Blur: 'Like walking into 10 years ago'
Updated on 11 June 2009
Stephanie West talks to the members of Blur ahead of their first reunion concert this weekend at a tiny railway station in Colchester.

The band first performed at the East Anglian Railway Museum (capacity 150) in 1988, and they are revisitng the venue this month for a warm-up gig ahead of a series of summer dates leading to them headlining Glastonbury.
Guitarist Graham Coxon left the band seven years ago, but last year he and singer Damon Albarn met and talked, and Blur decided it was time to play together again.
Each venue in their short tour will have special significance. After Colchester, where Coxon, Albarn and drummer Dave Rowntree went to school, they play Goldsmiths, the art college where they all studied.
Then they go to Wolverhampton, where they played the first concert they ever made a profit on.
Graham Coxon on the re-formed band's first rehearsal -
“The first (rehearsal) was fun. I got here… I poked my head round the door and Dave’s drums was there and my amp was sitting next to it and Alex’s bass… It was a nice feeling to see all those instruments together.”
Alex James on the same -
“It was just like walking into 10 years ago. Because we’ve played everything we’ve ever done… some of those songs we haven’t played since we were 22.”
Damon Albarn on performing the band's old songs -
“Some of them definitely haven’t improved. Some sound really interesting.”
Damon Albarn on Blur's first-ever gig, in Wolverhampton -
“We played Dudley JBs. I don’t think any of us will ever forget it because it was the first time any of us ever drove back to London with some money.”
Graham Coxon on Wolverhampton -
“It was a mini psychedelic movement, really, with a kind of indie dance thing. I think they were just really into that up there. They had all the haircuts… some of them looked like their had medieval haircuts.”
Alex James on the same -
“The Midlands was a different country, really.”
Alex James on the experience of playing with Blur -
“It’s very liberating just to play loud music. There’s nothing quite so liberating.”

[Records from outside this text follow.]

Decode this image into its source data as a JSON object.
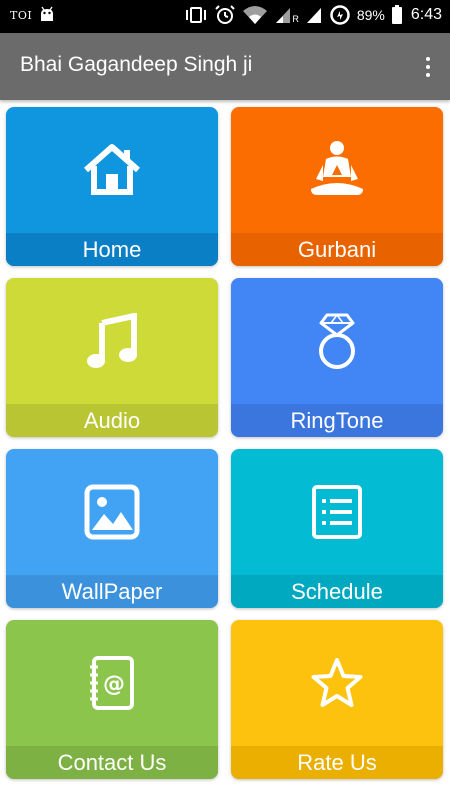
{
  "status_bar": {
    "notification_text": "TOI",
    "battery": "89%",
    "time": "6:43",
    "network_label": "R",
    "icons": [
      "toi-icon",
      "android-debug-icon",
      "vibrate-icon",
      "alarm-icon",
      "wifi-icon",
      "signal-icon",
      "signal-icon",
      "data-saver-icon",
      "battery-icon"
    ]
  },
  "app_bar": {
    "title": "Bhai Gagandeep Singh ji",
    "menu_icon": "overflow-menu-icon"
  },
  "tiles": [
    {
      "label": "Home",
      "icon": "home-icon",
      "color": "#0f96de",
      "label_color": "#0a7fc6"
    },
    {
      "label": "Gurbani",
      "icon": "meditation-icon",
      "color": "#fc6d00",
      "label_color": "#e86300"
    },
    {
      "label": "Audio",
      "icon": "music-note-icon",
      "color": "#cdda38",
      "label_color": "#b9c532"
    },
    {
      "label": "RingTone",
      "icon": "diamond-ring-icon",
      "color": "#4285f4",
      "label_color": "#3a76de"
    },
    {
      "label": "WallPaper",
      "icon": "image-icon",
      "color": "#42a2f3",
      "label_color": "#3b91dc"
    },
    {
      "label": "Schedule",
      "icon": "schedule-list-icon",
      "color": "#03bcd4",
      "label_color": "#00a9bf"
    },
    {
      "label": "Contact Us",
      "icon": "contact-book-icon",
      "color": "#8cc54c",
      "label_color": "#7db143"
    },
    {
      "label": "Rate Us",
      "icon": "star-icon",
      "color": "#fdc20d",
      "label_color": "#eaaf00"
    }
  ]
}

Graham Coxon on rehearsals -
“We’re doing it quite randomly. We’re chucking in a couple of tricky ones, then giving us a treat by playing a couple of ones that are easier.”
Dave Rowntree on preparing for Blur's upcoming gigs -
“I’ve been running round the park on Tuesday mornings… I’ve been studying law – and it’s weird. I find the muscles that have atrophied the most with me are my writing muscles… I haven’t written anything for 25-30 years. I’ve typed everything.”